This paper illustrates, through field studies examples, why and how a structured approach towards managing uncertainties, and especially sampling biases, delivers valuable insights through the successive early asset life stages - exploration, appraisal and field development phases. In doing so, we respond to three fundamental questions.

Firstly, ‘What are the key uncertainties – those that matter?’ Field studies should begin with a comprehensive upfront assessment of uncertainties’ impact on historical and future well and field performance. However, often major factors are overlooked, leading to under-prediction of true outcome ranges and the inability to reconcile historical production. Our illustration is a large producing carbonate field, where after 15 years of production, large scale Karstification was finally evidenced to be the explanation for the field performance that couldn't be history matched with the measured matrix porosity and permeability ranges.

Secondly ‘What are realistic ranges for these uncertainties?’ Known Industry best practices include intensive expert-assist, integration of drilling, mud-logging and other traditional sources of data from the field, resorting to analogue benchmarking. Despite these, we often fail to understand and correct for sampling bias, which we show often leads to over-optimism. The paper will highlight why such biases are present and propose simple and practical methods to remove them. The case study is the volumetric assessment of a gas discoveries portfolio, where geophysical techniques were instrumental in exploration and appraisal drilling.

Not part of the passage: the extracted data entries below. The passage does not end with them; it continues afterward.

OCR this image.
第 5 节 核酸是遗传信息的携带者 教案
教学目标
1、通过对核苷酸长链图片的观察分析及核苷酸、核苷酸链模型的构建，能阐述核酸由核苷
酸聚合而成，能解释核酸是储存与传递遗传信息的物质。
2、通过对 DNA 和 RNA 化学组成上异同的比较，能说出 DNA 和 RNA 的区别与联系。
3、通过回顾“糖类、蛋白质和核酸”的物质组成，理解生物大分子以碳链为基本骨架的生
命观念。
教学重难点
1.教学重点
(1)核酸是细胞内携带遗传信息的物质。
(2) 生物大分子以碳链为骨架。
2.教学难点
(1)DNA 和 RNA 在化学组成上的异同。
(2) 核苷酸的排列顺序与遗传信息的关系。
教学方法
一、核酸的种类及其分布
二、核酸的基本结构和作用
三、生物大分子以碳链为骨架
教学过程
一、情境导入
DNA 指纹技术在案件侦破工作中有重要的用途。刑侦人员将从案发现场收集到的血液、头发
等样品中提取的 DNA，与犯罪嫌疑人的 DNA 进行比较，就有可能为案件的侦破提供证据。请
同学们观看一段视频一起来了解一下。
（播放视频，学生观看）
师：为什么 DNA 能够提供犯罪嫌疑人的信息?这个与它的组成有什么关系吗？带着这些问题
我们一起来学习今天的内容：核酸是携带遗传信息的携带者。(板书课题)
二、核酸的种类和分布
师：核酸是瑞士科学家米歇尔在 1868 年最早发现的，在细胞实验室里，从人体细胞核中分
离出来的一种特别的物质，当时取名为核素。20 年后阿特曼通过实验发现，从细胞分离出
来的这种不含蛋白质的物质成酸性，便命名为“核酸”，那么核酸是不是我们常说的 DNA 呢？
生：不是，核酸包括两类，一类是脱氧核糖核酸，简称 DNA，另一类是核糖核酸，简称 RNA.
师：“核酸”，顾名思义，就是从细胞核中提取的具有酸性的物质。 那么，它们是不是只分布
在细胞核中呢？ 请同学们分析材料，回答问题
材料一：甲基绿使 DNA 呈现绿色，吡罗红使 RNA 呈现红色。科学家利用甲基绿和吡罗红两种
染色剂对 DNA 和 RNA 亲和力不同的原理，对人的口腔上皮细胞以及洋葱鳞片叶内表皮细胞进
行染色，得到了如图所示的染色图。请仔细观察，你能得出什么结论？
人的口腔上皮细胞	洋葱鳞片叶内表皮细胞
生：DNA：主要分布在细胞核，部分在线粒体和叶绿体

Finally ‘How these uncertainties will evolve with time?’ This is an important question for assessing value of Information: the impact that additional data may have on the uncertainty range of uncertainties and the base case. Unconventional fractured plays, often characterized by data abundance but extreme variability, provide surprising insights on how uncertainties ranges evolve. This paper presents methods to develop confidence curves for important parameters.